多分エリオスが何かしたんだと思うけど、いつもは髪で隠して過ごしている。

でもそれをリリカに言って大丈夫かな?


コンコン、と扉がノックされた。

「マーカーくん、いるかな~?」

ハンス先生の声だ。

「はい、なんですか?」

「君にお客さんが来てるから、下の喫茶室に出てこれる?」


リリカを見ると、どうぞとうなずいてくれた。

「はい、すぐ行きます。」


「アリスお嬢様、お待ちしておりました。」

1階に降りると、うちの執事さんが頭を下げて出迎えてくれた。

「あら、お客さまってお祖父様?」

「いいえ、マーサ様が中でお待ちです。」

ママが?


「あの、一応研修中なんで、10時まででお願いします。」

「はい、クラレール先生。この度は無理を聞いていただきありがとうございます。」

「いいですよ、これくらい。僕、ロビーにいますから終わったら声をかけてくださいね。」

「さ、アリスお嬢様。」


営業時間が終わっている喫茶室の端の席に、ママが座っていた。

「アリスちゃん!」

ママはわたしを見ると、立ち上がってぎゅうっと抱きしめた。

ママの手がわたしの頭や背中をさする。

久しぶりの、ママの匂い。


「ママ‥。」

わたしもママの体を抱きしめた。

小さな子供に戻ったみたいにしがみつく。


「よかった、元気になってよかったぁ‥。」

「うん、もう大丈夫だからね。」

ぽんぽんと、頭をたたいて。

「ね、ケーキ食べましょ。モンブラン好きでしょ?」

執事さんがケーキと紅茶をサーブしてくれる。

わたしたちはすぐにケーキを食べてしまって、それからこれまでのことをいろいろ話した。

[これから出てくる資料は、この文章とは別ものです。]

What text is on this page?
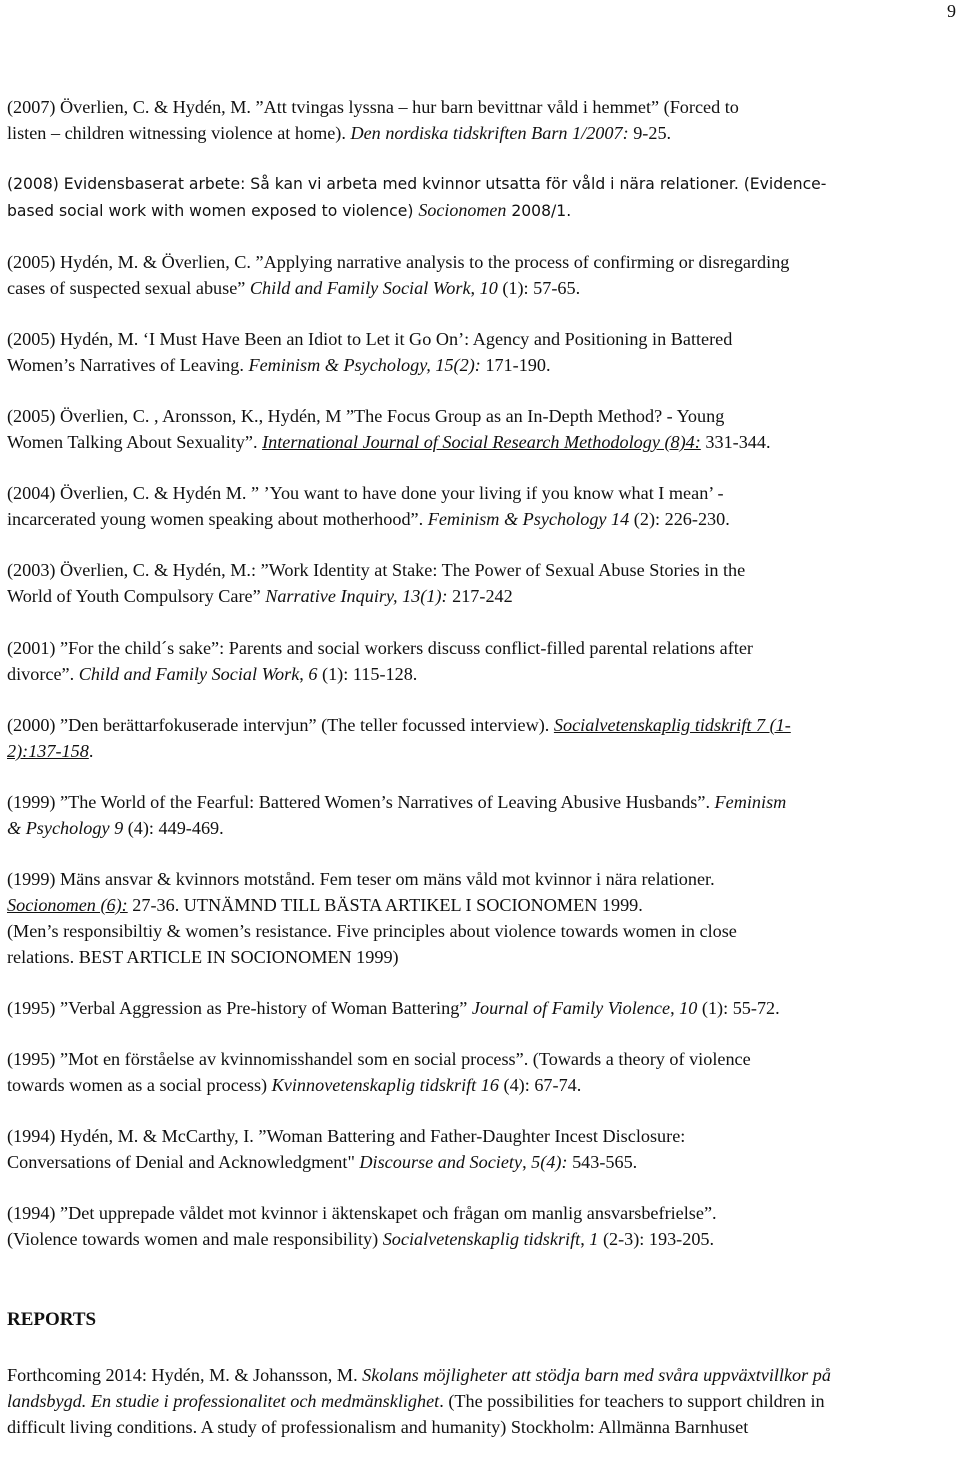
9
(2007) Överlien, C. & Hydén, M. ”Att tvingas lyssna – hur barn bevittnar våld i hemmet” (Forced to
listen – children witnessing violence at home). Den nordiska tidskriften Barn 1/2007: 9-25.
(2008) Evidensbaserat arbete: Så kan vi arbeta med kvinnor utsatta för våld i nära relationer. (Evidence-
based social work with women exposed to violence) Socionomen 2008/1.
(2005) Hydén, M. & Överlien, C. ”Applying narrative analysis to the process of confirming or disregarding
cases of suspected sexual abuse” Child and Family Social Work, 10 (1): 57-65.
(2005) Hydén, M. ‘I Must Have Been an Idiot to Let it Go On’: Agency and Positioning in Battered
Women’s Narratives of Leaving. Feminism & Psychology, 15(2): 171-190.
(2005) Överlien, C. , Aronsson, K., Hydén, M ”The Focus Group as an In-Depth Method? - Young
Women Talking About Sexuality”. International Journal of Social Research Methodology (8)4: 331-344.
(2004) Överlien, C. & Hydén M. ” ’You want to have done your living if you know what I mean’ -
incarcerated young women speaking about motherhood”. Feminism & Psychology 14 (2): 226-230.
(2003) Överlien, C. & Hydén, M.: ”Work Identity at Stake: The Power of Sexual Abuse Stories in the
World of Youth Compulsory Care” Narrative Inquiry, 13(1): 217-242
(2001) ”For the child´s sake”: Parents and social workers discuss conflict-filled parental relations after
divorce”. Child and Family Social Work, 6 (1): 115-128.
(2000) ”Den berättarfokuserade intervjun” (The teller focussed interview). Socialvetenskaplig tidskrift 7 (1-
2):137-158.
(1999) ”The World of the Fearful: Battered Women’s Narratives of Leaving Abusive Husbands”. Feminism
& Psychology 9 (4): 449-469.
(1999) Mäns ansvar & kvinnors motstånd. Fem teser om mäns våld mot kvinnor i nära relationer.
Socionomen (6): 27-36. UTNÄMND TILL BÄSTA ARTIKEL I SOCIONOMEN 1999.
(Men’s responsibiltiy & women’s resistance. Five principles about violence towards women in close
relations. BEST ARTICLE IN SOCIONOMEN 1999)
(1995) ”Verbal Aggression as Pre-history of Woman Battering” Journal of Family Violence, 10 (1): 55-72.
(1995) ”Mot en förståelse av kvinnomisshandel som en social process”. (Towards a theory of violence
towards women as a social process) Kvinnovetenskaplig tidskrift 16 (4): 67-74.
(1994) Hydén, M. & McCarthy, I. ”Woman Battering and Father-Daughter Incest Disclosure:
Conversations of Denial and Acknowledgment" Discourse and Society, 5(4): 543-565.
(1994) ”Det upprepade våldet mot kvinnor i äktenskapet och frågan om manlig ansvarsbefrielse”.
(Violence towards women and male responsibility) Socialvetenskaplig tidskrift, 1 (2-3): 193-205.
REPORTS
Forthcoming 2014: Hydén, M. & Johansson, M. Skolans möjligheter att stödja barn med svåra uppväxtvillkor på
landsbygd. En studie i professionalitet och medmänsklighet. (The possibilities for teachers to support children in
difficult living conditions. A study of professionalism and humanity) Stockholm: Allmänna Barnhuset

「学園の劇ってすごいのね。アリスちゃん、とても楽しそうだったわ。」

「新しい学校でちゃんとお友達できた? 他の貴族の子にいじめられたりしてない?」

「子爵邸ではみんなよくしてくれて、ママ前よりずいぶん太ったでしょう?」

「そうそう、ママね、字を教えてもらっているの。アリスちゃんにお手紙書きたくて。」


ずっとママが話しているんだけど、それがとても嬉しい。

この島での最後の夏は、ほんとに骨だけみたいに痩せ細って、しゃべることも難しくて。

病気がひどくなる前のママは、よく働いて、近所のおばさんとよくおしゃべりしてる、明るい人だった。

病気と思っていたのも、実はわたしにかけられた封印が原因で、わたしのせいであんなに苦しませてしまったのに。


ニコニコして見ていたら、ふとママがわたしの頬にふれた。

「ねえ、すごく綺麗になったわ。ひょっとして彼氏が?」


「彼氏とか、そんなことまだないよ。」

「そう? もう16歳だし、恋のひとつくらい。」

「ママはどうだったの? その‥パパと。」


ママからパパのことを聞いたことがない。

『アリスちゃんのパパはね、アリスちゃんが生まれる前に魔物に殺されちゃったの。』

そう言うだけで、どういう人だったとかそんな話は1度もしてくれなかった。


「それは‥今度手紙を書くわ。今日はもう遅いし。」

喫茶室の柱時計が、ボーンと10時を告げた。


「ありがとう、アリスちゃん。貴女が幸せでいてくれるのが、わたしの幸せなの。」


「ねえ、ママは王都のお屋敷に住まないの? そしたらわたし、毎週末帰るよ。」

「ごめんね、ママは王都に入れないの。」

‥入れない?

「アリスお嬢様、クラレール先生とのお約束の時間ですので。」

執事さんに促されて、席を立つ。

ママは『バイバイ』と小さく手を振った。


執事さんがロビーに案内しようとするのを母についていてほしいと断って、一人でハンス先生の所に向かう。

母のことに気をとられてあまり前をよく見ていなかったみたいで、角から出てきた人とぶつかってしまった。


「あ、すみません。」

「申し訳ありません!」

相手はホテルスタッフさんで、勢いよくわたしに頭を下げる。

「お怪我は‥あれ?」

30歳くらいに見えるその男性スタッフは、わたしの顔をじっと見て。